Regular Expressions in Cilk
#include <stdio.h>
#include <cilk/cilk.h>
#include <pcre.h>
#include <string.h>
void print_matches(pcre *re, const char *subject) {
int ovector[30];
int rc = pcre_exec(re, NULL, subject, strlen(subject), 0, 0, ovector, 30);
if (rc < 0) {
switch (rc) {
case PCRE_ERROR_NOMATCH: printf("No match\n"); break;
default: printf("Matching error %d\n", rc); break;
}
return;
}
for (int i = 0; i < rc; i++) {
char *substring_start = subject + ovector[2*i];
int substring_length = ovector[2*i+1] - ovector[2*i];
printf("%.*s\n", substring_length, substring_start);
}
}
int main() {
pcre *re;
const char *error;
int erroffset;
// This tests whether a pattern matches a string.

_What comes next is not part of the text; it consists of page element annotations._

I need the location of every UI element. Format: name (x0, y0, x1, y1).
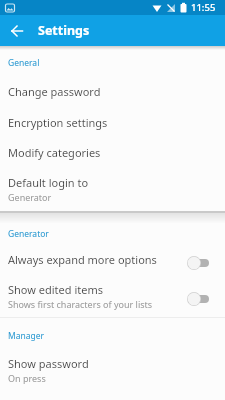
button[interactable]: Show edited items (0, 275, 225, 317)
button[interactable] (0, 15, 34, 46)
button[interactable]: Default login to (0, 167, 225, 210)
button[interactable]: Encryption settings (0, 107, 225, 137)
staticText: Generator (8, 191, 52, 203)
button[interactable]: Show password (0, 354, 225, 400)
staticText: Show password (8, 356, 89, 371)
staticText: Settings (38, 22, 90, 39)
button[interactable]: Change password (0, 76, 225, 107)
staticText: Manager (8, 330, 45, 342)
staticText: Shows first characters of your lists (8, 298, 153, 310)
staticText: Show edited items (8, 282, 103, 297)
staticText: General (8, 57, 40, 69)
button[interactable]: Modify categories (0, 137, 225, 167)
staticText: Generator (8, 228, 49, 240)
staticText: Change password (8, 84, 101, 99)
staticText: Encryption settings (8, 115, 108, 130)
staticText: Always expand more options (8, 252, 157, 267)
staticText: Default login to (8, 175, 89, 190)
staticText: On press (8, 372, 46, 384)
button[interactable]: Always expand more options (0, 244, 225, 275)
staticText: 11:55 (191, 1, 216, 14)
staticText: Modify categories (8, 145, 101, 160)
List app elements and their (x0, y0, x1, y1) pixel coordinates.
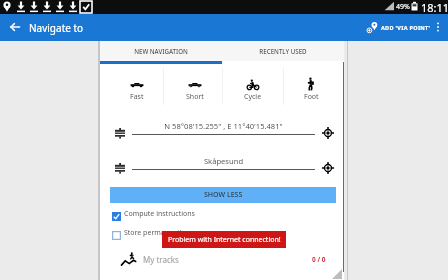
staticText: Problem with Internet connection! (168, 235, 281, 245)
button[interactable]: My tracks (100, 249, 344, 269)
staticText: Cycle (244, 92, 262, 102)
staticText: Short (186, 92, 204, 102)
button[interactable]: RECENTLY USED (222, 41, 344, 61)
staticText: 0 / 0 (312, 255, 326, 264)
staticText: ADD 'VIA POINT' (381, 24, 431, 31)
button[interactable]: Store permanently (100, 227, 344, 242)
staticText: SHOW LESS (204, 190, 243, 200)
staticText: My tracks (143, 254, 179, 265)
button[interactable]: Route options (109, 157, 130, 178)
button[interactable]: Route options (109, 122, 130, 143)
button[interactable]: Fast (109, 66, 165, 106)
staticText: Skåpesund (132, 156, 315, 166)
button[interactable]: Cycle (225, 66, 281, 106)
staticText: 18:11 (421, 0, 448, 14)
staticText: Store permanently (124, 228, 186, 238)
staticText: Compute instructions (124, 209, 195, 219)
staticText: Fast (130, 92, 144, 102)
button[interactable]: ADD 'VIA POINT' (366, 14, 431, 41)
button[interactable]: Back (4, 16, 26, 38)
button[interactable]: Compute instructions (100, 208, 344, 223)
staticText: Navigate to (29, 21, 84, 35)
staticText: Foot (304, 92, 319, 102)
button[interactable]: NEW NAVIGATION (100, 41, 222, 61)
staticText: RECENTLY USED (259, 47, 307, 55)
staticText: NEW NAVIGATION (134, 47, 188, 55)
button[interactable]: Foot (283, 66, 339, 106)
button[interactable]: More options (428, 17, 448, 37)
button[interactable]: Short (167, 66, 223, 106)
button[interactable]: SHOW LESS (110, 187, 336, 203)
staticText: N 58°08'15.255" , E 11°40'15.481" (132, 121, 315, 131)
button[interactable]: Pick on map (317, 122, 339, 144)
staticText: 49% (396, 2, 410, 12)
button[interactable]: Pick on map (317, 157, 339, 179)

re = pcre_compile("p([a-z]+)ch", 0, &error, &erroffset, NULL);
if (re == NULL) {
printf("PCRE compilation failed at offset %d: %s\n", erroffset, error);
return 1;
}
int result = pcre_exec(re, NULL, "peach", 5, 0, 0, NULL, 0);
printf("%s\n", result >= 0 ? "true" : "false");
// Many methods are available on these structs. Here's
// a match test like we saw earlier.
result = pcre_exec(re, NULL, "peach", 5, 0, 0, NULL, 0);
printf("%s\n", result >= 0 ? "true" : "false");
// This finds the match for the regexp.
print_matches(re, "peach punch");
// The Submatch variants include information about
// both the whole-pattern matches and the submatches
// within those matches.
print_matches(re, "peach punch");
// The All variants of these functions apply to all
// matches in the input, not just the first. For
// example to find all matches for a regexp.

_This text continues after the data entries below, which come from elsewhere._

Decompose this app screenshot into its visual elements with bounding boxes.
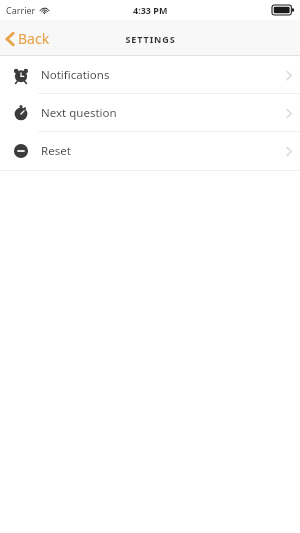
staticText: Carrier <box>6 4 36 16</box>
staticText: 4:33 PM <box>133 4 168 16</box>
staticText: Next question <box>41 105 117 121</box>
staticText: Notifications <box>41 67 110 83</box>
button[interactable]: Reset <box>0 132 300 170</box>
button[interactable]: Notifications <box>0 56 300 94</box>
staticText: Reset <box>41 143 71 159</box>
staticText: Back <box>18 29 50 48</box>
button[interactable]: Back <box>0 25 60 52</box>
button[interactable]: Next question <box>0 94 300 132</box>
staticText: SETTINGS <box>125 33 176 45</box>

print_matches(re, "peach punch pinch");
// Providing a non-negative integer as the second
// argument to these functions will limit the number
// of matches.
// Note: In Cilk, we don't have a direct equivalent to limit matches,
// so we'll just print all matches.
print_matches(re, "peach punch pinch");
// The regexp package can also be used to replace
// subsets of strings with other values.
char result_str[100];
pcre_substitute(re, NULL, "a peach", 7, 0, 0, PCRE_SUBSTITUTE_GLOBAL,
"<fruit>", 7, result_str, sizeof(result_str));
printf("%s\n", result_str);
pcre_free(re);
return 0;
}
This Cilk program demonstrates the use of regular expressions using the PCRE (Perl Compatible Regular Expressions) library. Here’s a breakdown of the example:
We include necessary headers and define a helper function
print_matches
to print all matches found by a regular expression.In the
main
function, we compile a regular expression pattern “p([a-z]+)ch” usingpcre_compile
.We test if the pattern matches a string using
pcre_exec
.We demonstrate finding matches in a string.
We show how to find all matches in a string.
We demonstrate replacing substrings that match the pattern with another string using
pcre_substitute
.
Note that Cilk doesn’t have a built-in regular expression library like Go does. Instead, we’re using the PCRE library, which is a powerful and widely-used regular expression library in C and C-like languages.
To compile and run this program, you would need to link against the PCRE library. Here’s an example compilation command:
$ cilk++ -o regex_example regex_example.cilk -lpcre
$ ./regex_example
This will compile the Cilk program and link it with the PCRE library, then run the resulting executable.
Remember that Cilk is an extension of C/C++ for parallel computing, so most C/C++ libraries and techniques can be used in Cilk programs. The parallel features of Cilk are not utilized in this example as regular expression operations are typically sequential.